My husband came from a very low income family, his siblings all come from different fathers, he’s never met his father (his father would call and promise to stop by and take him out but would never follow through). his childhood is filled with miserable memories of being forgotten about (his teachers would continuously take him home since nobody would be there to pick him up), he would be horribly beaten by his babysitters & mother when she was around (his mother was hardly home). He was an only child up until the age of 5 when he was given a sister, his new step father would beat his mother horribly and went onto kidnapping his sister… Years later there was a new man in mother’s life also an alcoholic and abuser.. my husband would watch in horror as his new step father would beat his new baby brother (only a few months old)…. As you can see his childhood is filled with constant abuse.
my husband would be beaten severly… not "spanking and yelling" I am merely stating that we do not want it to get as severe as it was for my husband when he was a child…

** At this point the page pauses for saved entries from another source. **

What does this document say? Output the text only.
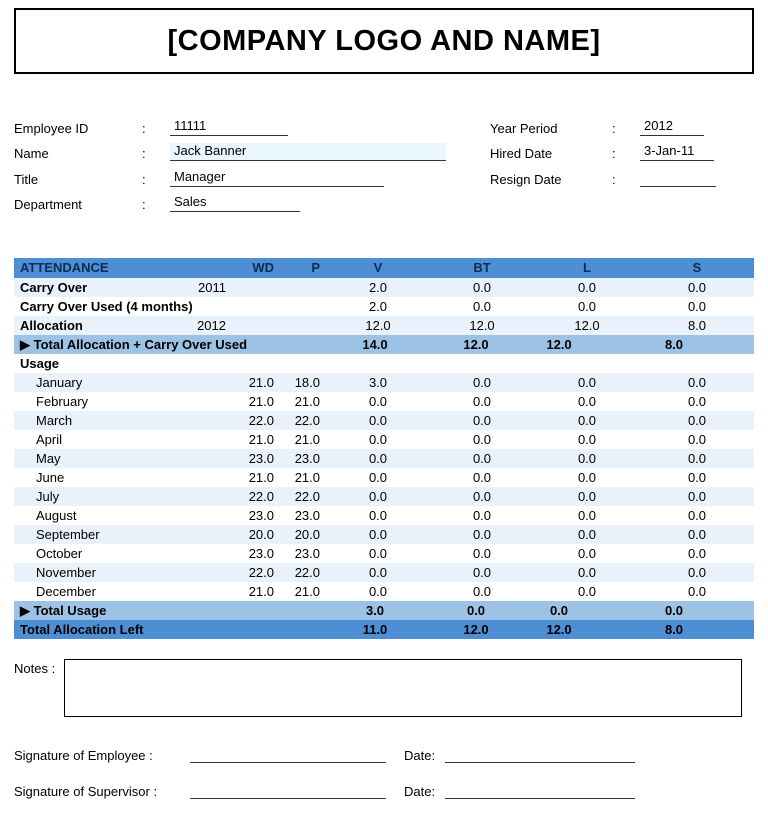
[COMPANY LOGO AND NAME]
Employee ID	:	11111
Name	:	Jack Banner
Title	:	Manager
Department	:	Sales
Year Period	:	2012
Hired Date	:	3-Jan-11
Resign Date	:
ATTENDANCE		WD	P	V	BT	L	S
Carry Over	2011			2.0	0.0	0.0	0.0
Carry Over Used (4 months)				2.0	0.0	0.0	0.0
Allocation	2012			12.0	12.0	12.0	8.0
▶ Total Allocation + Carry Over Used				14.0	12.0	12.0	8.0
Usage							
January		21.0	18.0	3.0	0.0	0.0	0.0
February		21.0	21.0	0.0	0.0	0.0	0.0
March		22.0	22.0	0.0	0.0	0.0	0.0
April		21.0	21.0	0.0	0.0	0.0	0.0
May		23.0	23.0	0.0	0.0	0.0	0.0
June		21.0	21.0	0.0	0.0	0.0	0.0
July		22.0	22.0	0.0	0.0	0.0	0.0
August		23.0	23.0	0.0	0.0	0.0	0.0
September		20.0	20.0	0.0	0.0	0.0	0.0
October		23.0	23.0	0.0	0.0	0.0	0.0
November		22.0	22.0	0.0	0.0	0.0	0.0
December		21.0	21.0	0.0	0.0	0.0	0.0
▶ Total Usage				3.0	0.0	0.0	0.0
Total Allocation Left				11.0	12.0	12.0	8.0
Notes :
Signature of Employee :	Date:
Signature of Supervisor :	Date:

protective services was constantly at my husbands home while growing up and was taken out of that home and was sent to live with his grandmother because of the lack of food, the neglect and the beatings.
We do not spank, and hope to keep it that way. We always work as a team but when it comes down to punishing our child.. I take over because he does not know what to do (since he does not want to punish the way he was taught).
First, keep in mind that yes, most child abusers were abused themselves, but it is not exactly a given that someone who was abused will abuse their own children. The very fact that your husband is worried and conscious of it is a huge hint that he’s not the abusing kind.
It’s totally normal to raise your voice to a 2-year-old. Sometimes you have to, since they don’t have many reasoning skills and they must sometimes have a forceful break into their actions to get the point across. Even a swat on the backside, occasionally, isn’t abusive. I do get your point, though. Your husband doesn’t want to put himself in the position to snap. But unless he currently feels like he’s really holding in abusive tendancies, try to get him to understand that he’s in a safe environment (meaning he’s not exactly in the tempation to abuse).
Counseling would be really good for him, I think. With all the problems he had as a child, talking to a professional could help him work through some of it. Besides, the neglect is much easier to have be a repeat than the physical abuse, since physical abuse is a definate action, and neglect is a slow but serious problem that happens without you realizing it. Talking to someone could help him with all aspects of his past and the past’s influences on his parenting skills.
If he feels even a little pull to abuse, even though he keeps it in check, anger management classes and/or parenting classes may be helpful. I hope you both take this in the way I mean it, not in an insulting way. Most of us learn our parenting skills (good or bad) from our own parents. Since he didn’t have parents to learn good parenting skills from, he may be benefited by classes or workshops.